SNVA940 Application note

SNVA940 November 2021 LM5157 , LM5157-Q1 , LM51571-Q1 , LM5158 , LM5158-Q1 , LM51581 , LM51581-Q1

2.2 Inductor Calculation

The inductance value of the boost converter can be calculated with the inductor current ripple ratio (RR, defined as the peak to peak ripple current over the average inductor current). There are three main considerations dominating the selection of the inductance value: the power loss, the falling slope of the inductor current and the right-half plane (RHP) zero frequency (ω_{Z_RHP}) of the control loop.

As the inductance value increases, the inductor core loss and the RMS current becomes smaller but also note that the DCR of the inductor could be higher.
The inductance value should be large enough so that the falling slope of the inductor current is small enough to prevent the sub-harmonic oscillation in the peak current mode control of the LM5157x/LM5158x.
In a boost converter, the RHP zero usually sets the bandwidth limit of the design. Therefore, the RHP zero frequency should be high enough to allow a higher crossover frequency of the control loop. As the relative inductance value decreases the RHP zero frequency increases.

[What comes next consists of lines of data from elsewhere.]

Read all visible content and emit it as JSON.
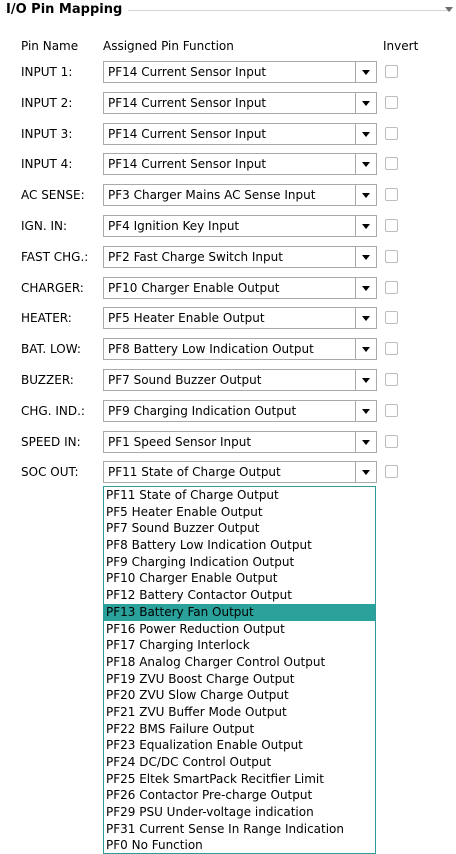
{
  "section_title": "I/O Pin Mapping",
  "headers": {
    "pin_name": "Pin Name",
    "assigned_function": "Assigned Pin Function",
    "invert": "Invert"
  },
  "rows": [
    {
      "label": "INPUT 1:",
      "value": "PF14 Current Sensor Input"
    },
    {
      "label": "INPUT 2:",
      "value": "PF14 Current Sensor Input"
    },
    {
      "label": "INPUT 3:",
      "value": "PF14 Current Sensor Input"
    },
    {
      "label": "INPUT 4:",
      "value": "PF14 Current Sensor Input"
    },
    {
      "label": "AC SENSE:",
      "value": "PF3 Charger Mains AC Sense Input"
    },
    {
      "label": "IGN. IN:",
      "value": "PF4 Ignition Key Input"
    },
    {
      "label": "FAST CHG.:",
      "value": "PF2 Fast Charge Switch Input"
    },
    {
      "label": "CHARGER:",
      "value": "PF10 Charger Enable Output"
    },
    {
      "label": "HEATER:",
      "value": "PF5 Heater Enable Output"
    },
    {
      "label": "BAT. LOW:",
      "value": "PF8 Battery Low Indication Output"
    },
    {
      "label": "BUZZER:",
      "value": "PF7 Sound Buzzer Output"
    },
    {
      "label": "CHG. IND.:",
      "value": "PF9 Charging Indication Output"
    },
    {
      "label": "SPEED IN:",
      "value": "PF1 Speed Sensor Input"
    },
    {
      "label": "SOC OUT:",
      "value": "PF11 State of Charge Output"
    }
  ],
  "dropdown": {
    "highlighted": "PF13 Battery Fan Output",
    "options": [
      "PF11 State of Charge Output",
      "PF5 Heater Enable Output",
      "PF7 Sound Buzzer Output",
      "PF8 Battery Low Indication Output",
      "PF9 Charging Indication Output",
      "PF10 Charger Enable Output",
      "PF12 Battery Contactor Output",
      "PF13 Battery Fan Output",
      "PF16 Power Reduction Output",
      "PF17 Charging Interlock",
      "PF18 Analog Charger Control Output",
      "PF19 ZVU Boost Charge Output",
      "PF20 ZVU Slow Charge Output",
      "PF21 ZVU Buffer Mode Output",
      "PF22 BMS Failure Output",
      "PF23 Equalization Enable Output",
      "PF24 DC/DC Control Output",
      "PF25 Eltek SmartPack Recitfier Limit",
      "PF26 Contactor Pre-charge Output",
      "PF29 PSU Under-voltage indication",
      "PF31 Current Sense In Range Indication",
      "PF0 No Function"
    ]
  },
  "colors": {
    "selection": "#2aa19a",
    "dropdown_border": "#2e9a9a"
  },
  "icons": {
    "combo_button": "chevron-down-icon",
    "group_corner": "triangle-down-icon"
  }
}
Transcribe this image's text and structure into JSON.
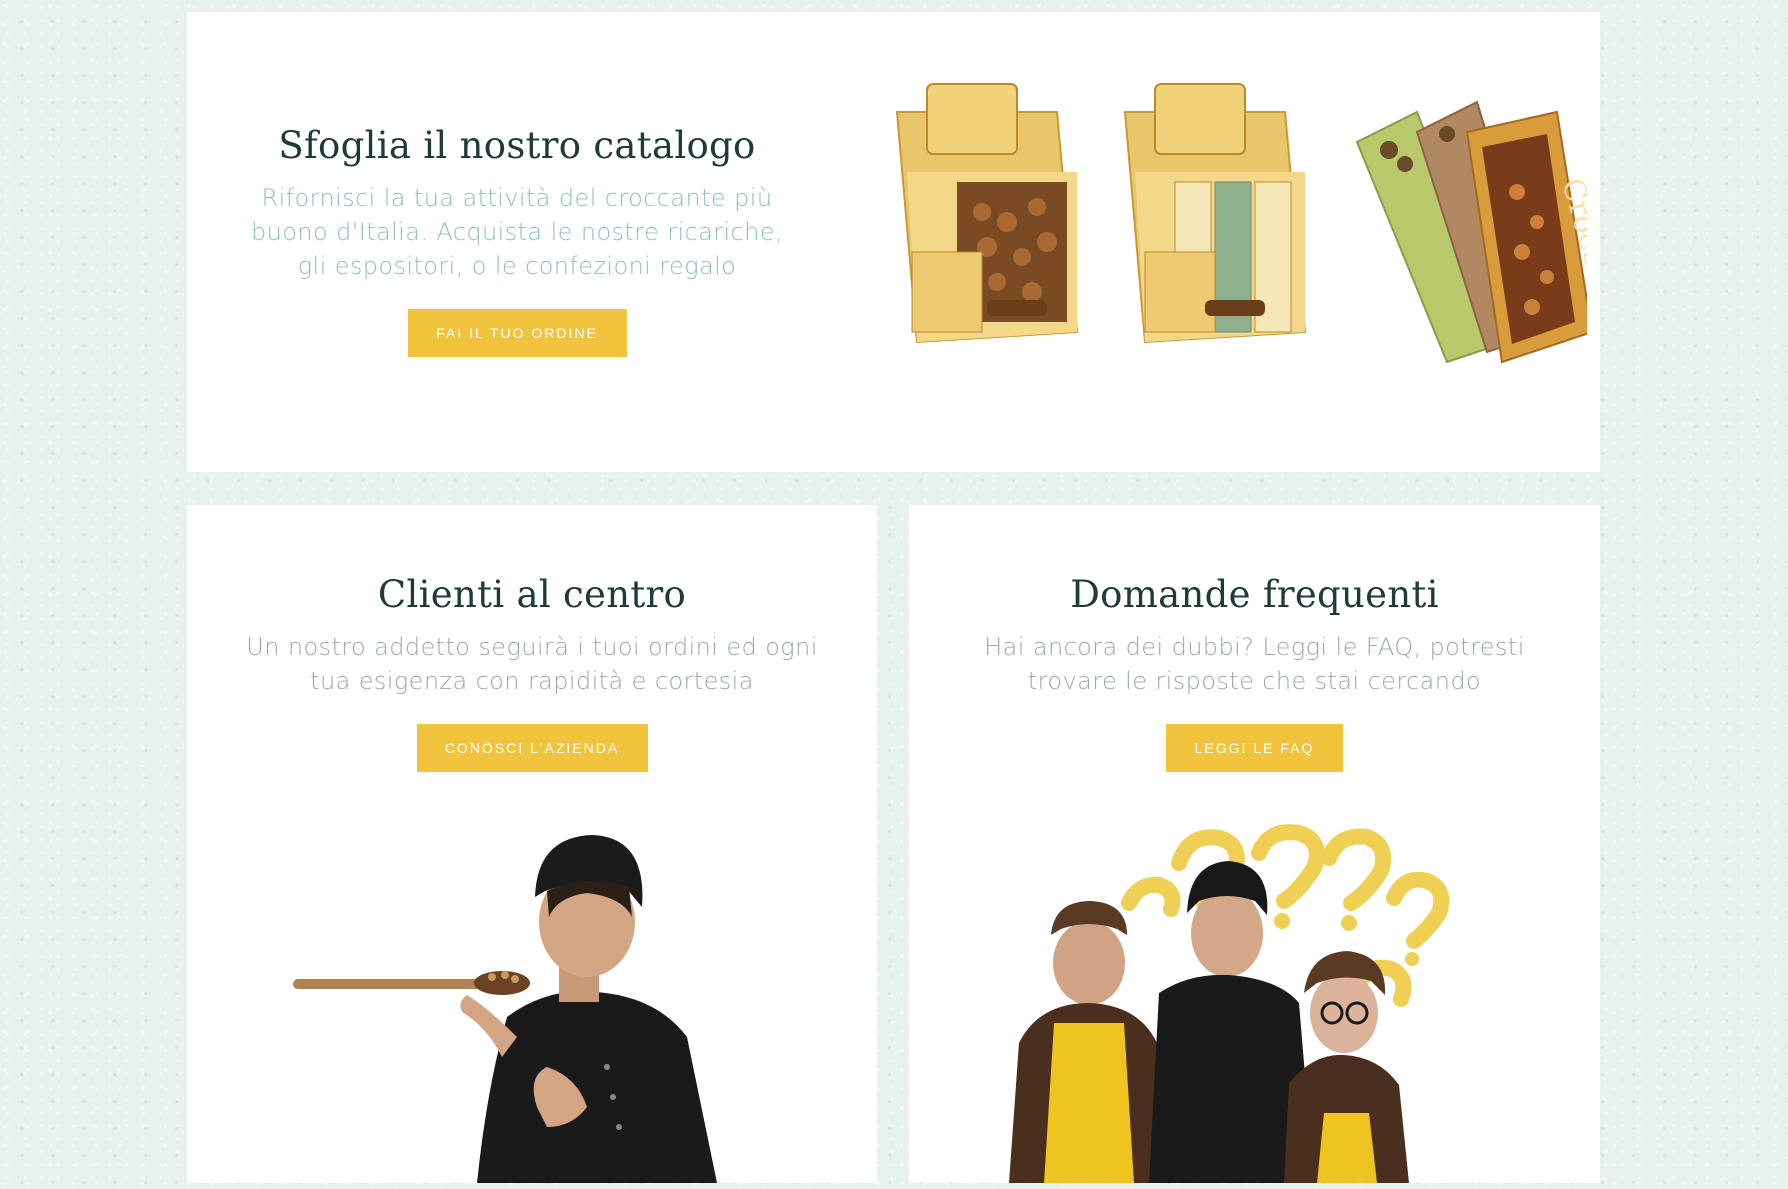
{
  "catalog": {
    "title": "Sfoglia il nostro catalogo",
    "description": "Rifornisci la tua attività del croccante più buono d'Italia. Acquista le nostre ricariche, gli espositori, o le confezioni regalo",
    "button": "FAI IL TUO ORDINE",
    "product_labels": [
      "Croccantone"
    ]
  },
  "clients": {
    "title": "Clienti al centro",
    "description": "Un nostro addetto seguirà i tuoi ordini ed ogni tua esigenza con rapidità e cortesia",
    "button": "CONOSCI L'AZIENDA"
  },
  "faq": {
    "title": "Domande frequenti",
    "description": "Hai ancora dei dubbi? Leggi le FAQ, potresti trovare le risposte che stai cercando",
    "button": "LEGGI LE FAQ"
  },
  "colors": {
    "background": "#e6f1f0",
    "card": "#ffffff",
    "accent_button": "#f2c43d",
    "heading": "#1f3a38",
    "teal_text": "#8fbfbb",
    "grey_text": "#9aa9a7"
  }
}
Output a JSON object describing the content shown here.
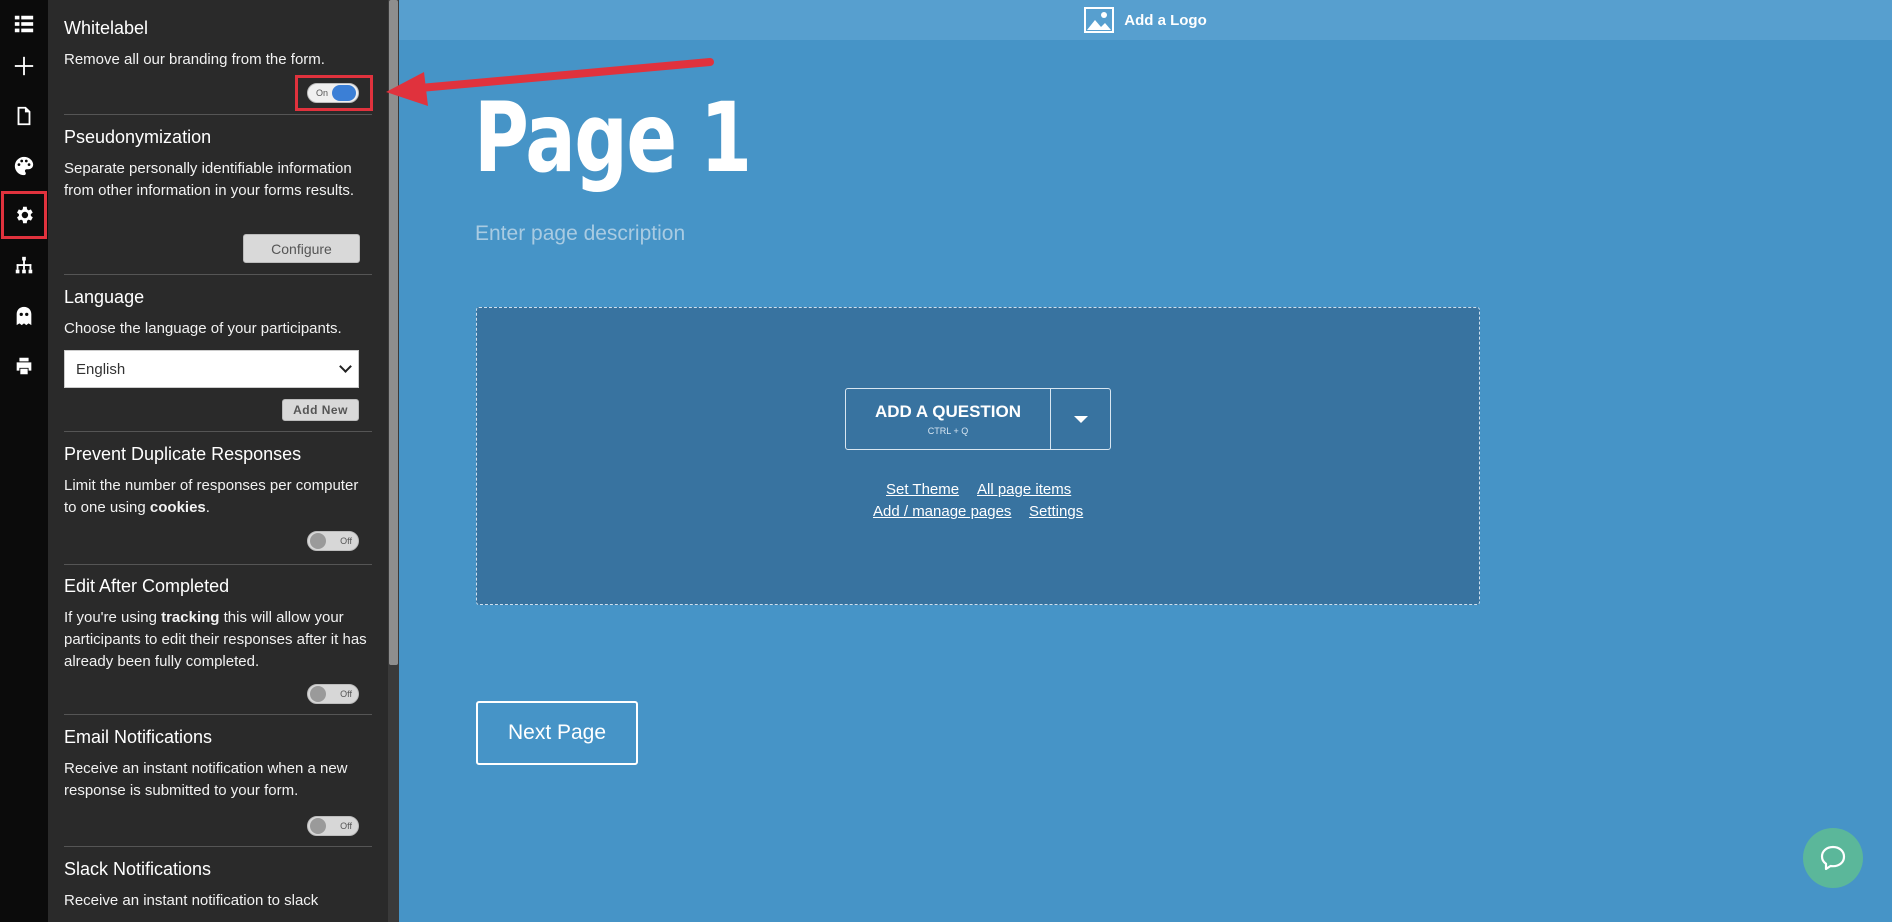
{
  "sidebar_icons": [
    {
      "name": "list-icon"
    },
    {
      "name": "plus-icon"
    },
    {
      "name": "document-icon"
    },
    {
      "name": "palette-icon"
    },
    {
      "name": "gear-icon",
      "active": true
    },
    {
      "name": "sitemap-icon"
    },
    {
      "name": "ghost-icon"
    },
    {
      "name": "print-icon"
    }
  ],
  "settings": {
    "whitelabel": {
      "title": "Whitelabel",
      "desc": "Remove all our branding from the form.",
      "toggle": "On"
    },
    "pseudonymization": {
      "title": "Pseudonymization",
      "desc": "Separate personally identifiable information from other information in your forms results.",
      "button": "Configure"
    },
    "language": {
      "title": "Language",
      "desc": "Choose the language of your participants.",
      "selected": "English",
      "add_button": "Add New"
    },
    "duplicate": {
      "title": "Prevent Duplicate Responses",
      "desc_before": "Limit the number of responses per computer to one using ",
      "desc_bold": "cookies",
      "desc_after": ".",
      "toggle": "Off"
    },
    "edit_after": {
      "title": "Edit After Completed",
      "desc_before": "If you're using ",
      "desc_bold": "tracking",
      "desc_after": " this will allow your participants to edit their responses after it has already been fully completed.",
      "toggle": "Off"
    },
    "email": {
      "title": "Email Notifications",
      "desc": "Receive an instant notification when a new response is submitted to your form.",
      "toggle": "Off"
    },
    "slack": {
      "title": "Slack Notifications",
      "desc": "Receive an instant notification to slack"
    }
  },
  "canvas": {
    "logo_label": "Add a Logo",
    "page_title": "Page 1",
    "page_description": "Enter page description",
    "add_question": "ADD A QUESTION",
    "add_question_shortcut": "CTRL + Q",
    "link_set_theme": "Set Theme",
    "link_all_items": "All page items",
    "link_manage_pages": "Add / manage pages",
    "link_settings": "Settings",
    "next_page": "Next Page"
  },
  "colors": {
    "canvas_bg": "#4694c7",
    "panel_bg": "#2a2a2a",
    "highlight": "#e0323d",
    "toggle_on": "#3b7fd6",
    "chat": "#5bb79a"
  }
}
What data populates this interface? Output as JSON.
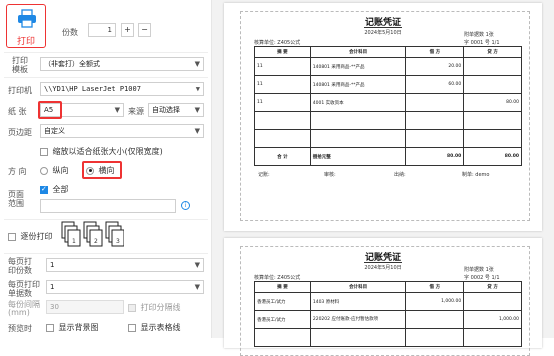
{
  "print_panel": {
    "print_button_label": "打印",
    "copies": {
      "label": "份数",
      "value": "1",
      "plus": "+",
      "minus": "−"
    },
    "template": {
      "label_line1": "打印",
      "label_line2": "模板",
      "value": "（非套打）全额式"
    },
    "printer": {
      "label": "打印机",
      "value": "\\\\YD1\\HP LaserJet P1007"
    },
    "paper": {
      "label": "纸  张",
      "value": "A5",
      "source_label": "来源",
      "source_value": "自动选择"
    },
    "margin": {
      "label": "页边距",
      "value": "自定义"
    },
    "shrink": {
      "label": "缩放以适合纸张大小(仅限宽度)",
      "checked": false
    },
    "orientation": {
      "label": "方  向",
      "portrait": "纵向",
      "landscape": "横向",
      "selected": "landscape"
    },
    "range": {
      "label_line1": "页面",
      "label_line2": "范围",
      "all_label": "全部",
      "all_checked": true,
      "input_value": ""
    },
    "collate": {
      "label": "逐份打印",
      "checked": false,
      "icon_pages": [
        "1",
        "2",
        "3"
      ]
    },
    "per_page_rows": {
      "label_line1": "每页打",
      "label_line2": "印份数",
      "value": "1"
    },
    "per_page_docs": {
      "label_line1": "每页打印",
      "label_line2": "单据数",
      "value": "1"
    },
    "spacing": {
      "label_line1": "每份间隔",
      "label_line2": "(mm)",
      "value": "30",
      "separator_label": "打印分隔线"
    },
    "preview_opts": {
      "label": "预览时",
      "bg_label": "显示背景图",
      "grid_label": "显示表格线"
    }
  },
  "vouchers": [
    {
      "title": "记账凭证",
      "date": "2024年5月10日",
      "left_info": "核算单位: Z405公式",
      "right_info_1": "附单据数         1张",
      "right_info_2": "字   0001  号     1/1",
      "headers": [
        "摘  要",
        "会计科目",
        "借  方",
        "贷  方"
      ],
      "rows": [
        {
          "summary": "11",
          "account": "140801 采用商品-**产品",
          "debit": "20.00",
          "credit": ""
        },
        {
          "summary": "11",
          "account": "140801 采用商品-**产品",
          "debit": "60.00",
          "credit": ""
        },
        {
          "summary": "11",
          "account": "4001 实收资本",
          "debit": "",
          "credit": "80.00"
        },
        {
          "summary": "",
          "account": "",
          "debit": "",
          "credit": ""
        },
        {
          "summary": "",
          "account": "",
          "debit": "",
          "credit": ""
        }
      ],
      "total_label": "合  计",
      "total_text": "捌拾元整",
      "total_debit": "80.00",
      "total_credit": "80.00",
      "footer": [
        "记账:",
        "审核:",
        "出纳:",
        "制单: demo"
      ]
    },
    {
      "title": "记账凭证",
      "date": "2024年5月10日",
      "left_info": "核算单位: Z405公式",
      "right_info_1": "附单据数         1张",
      "right_info_2": "字   0002  号     1/1",
      "headers": [
        "摘  要",
        "会计科目",
        "借  方",
        "贷  方"
      ],
      "rows": [
        {
          "summary": "香港员工/试力",
          "account": "1403 原材料",
          "debit": "1,000.00",
          "credit": ""
        },
        {
          "summary": "香港员工/试力",
          "account": "220202 应付账款-应付暂估款项",
          "debit": "",
          "credit": "1,000.00"
        },
        {
          "summary": "",
          "account": "",
          "debit": "",
          "credit": ""
        }
      ]
    }
  ],
  "colors": {
    "accent": "#1e88e5",
    "highlight": "#e33333"
  }
}
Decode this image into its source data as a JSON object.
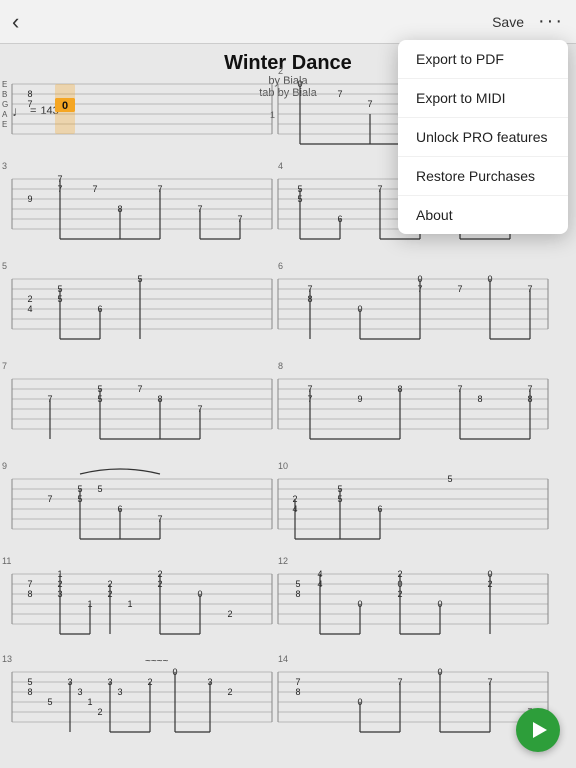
{
  "topbar": {
    "back_label": "‹",
    "save_label": "Save",
    "dots_label": "···"
  },
  "dropdown": {
    "items": [
      {
        "label": "Export to PDF",
        "id": "export-pdf"
      },
      {
        "label": "Export to MIDI",
        "id": "export-midi"
      },
      {
        "label": "Unlock PRO features",
        "id": "unlock-pro"
      },
      {
        "label": "Restore Purchases",
        "id": "restore-purchases"
      },
      {
        "label": "About",
        "id": "about"
      }
    ]
  },
  "song": {
    "title": "Winter Dance",
    "by": "by Biala",
    "tab_by": "tab by Biala",
    "tab_type": "guitar tab"
  },
  "meta": {
    "tempo_note": "♩",
    "tempo_equals": "=",
    "tempo_value": "143"
  },
  "playbutton": {
    "label": "▶"
  }
}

A maximum ripple ratio between 30% and 70% results in a good balance between the considerations above. In this example, the maximum ripple ratio of the inductor current is set to 60%. In the continuous conduction mode (CCM) operation, the maximum ripple ratio occurs at a duty cycle of 33% (D_maxΔIL=0.33) and Equation 2 is used to calculate the supply voltage at 33% duty cycle.

Equation 2.

V_{SUPPLY_\max Δ IL} = V_{LOAD} ∙ (1 - D_{\max Δ IL}) = 12 ∙ (1 - 0.33) = 8 V

where

D_maxΔIL is the duty cycle where the maximum inductor ripple current occurs

Knowing V_{SUPPLY_maxΔIL}, the desired ripple ratio, and the switching frequency, Equation 3 is used to calculate the inductance value at 1.6A load (V_SUPPLY = 6V to 9V).

Equation 3.

L_{M_calc_1} = \frac{V_{SUPPLY}}{I_{SUPPLY} ∙ RR ∙ f_{sw}} ∙ D = \frac{8 V}{2.4 A ∙ 0.6 ∙ 2.1 MHz} ∙ 0.33 = 0.88 μH

where

D is the duty cycle where the maximum inductor ripple current occurs
RR is the inductor current ripple ratio

In the 0.8A load case (V_SUPPLY = 3V to 6V) where it does not result in a duty cycle of 33% the maximum supply voltage (6V, duty cycle = 0.5) is used to calculate the maximum ripple ratio. Equation 4 is used to calculate the inductor value.

Equation 4.

L_{M_calc_2} = \frac{6 V}{1.6 A ∙ 0.6 ∙ 2.1 MHz} ∙ 0.5 = 1.49 μH

A standard inductance of 1.5µH is selected for the value of L_M to cover the requirement of both regions. The maximum peak inductor current occurs when the supply voltage is at the minimum value, V_{SUPPLY_min}, and the maximum load current I_{LOAD_max}. The peak inductor current is calculated using Equation 5 and Equation 6. Again, two regions are calculated separately and the maximum is the larger one.

Equation 5.

I L_{peak_MAX_1} = \frac{V_{LOAD} ∙ I_{OUT}}{V_{SUPPLY} ∙ η} + \frac{1}{2} ∙ \frac{V_{SUPPLY} ∙ D}{L_{M} ∙ f_{sw}} = \frac{12 V ∙ 1.6 A}{6 V ∙ 0.9} + \frac{1}{2} ∙ \frac{6 V ∙ 0.5}{1.5 μH ∙ 2.1 MHz} = 4.03 A

Equation 6.

I L_{peak_MAX_2} = \frac{12 V ∙ 0.8 A}{3 V ∙ 0.9} + \frac{1}{2} ∙ \frac{3 V ∙ 0.75}{1.5 μH ∙ 2.1 MHz} = 3.91 A

where

η is the estimated efficiency

The peak inductor current is used to properly select the device among LM5158, LM51581, LM5157, and LM51571. Please refer to the data sheets for their current limits. Due to component tolerances and power loss of the regulator, the peak current limit should be selected with some margin above the calculated peak inductor current. In this example, a margin of 15% is used and the LM5157 device is selected.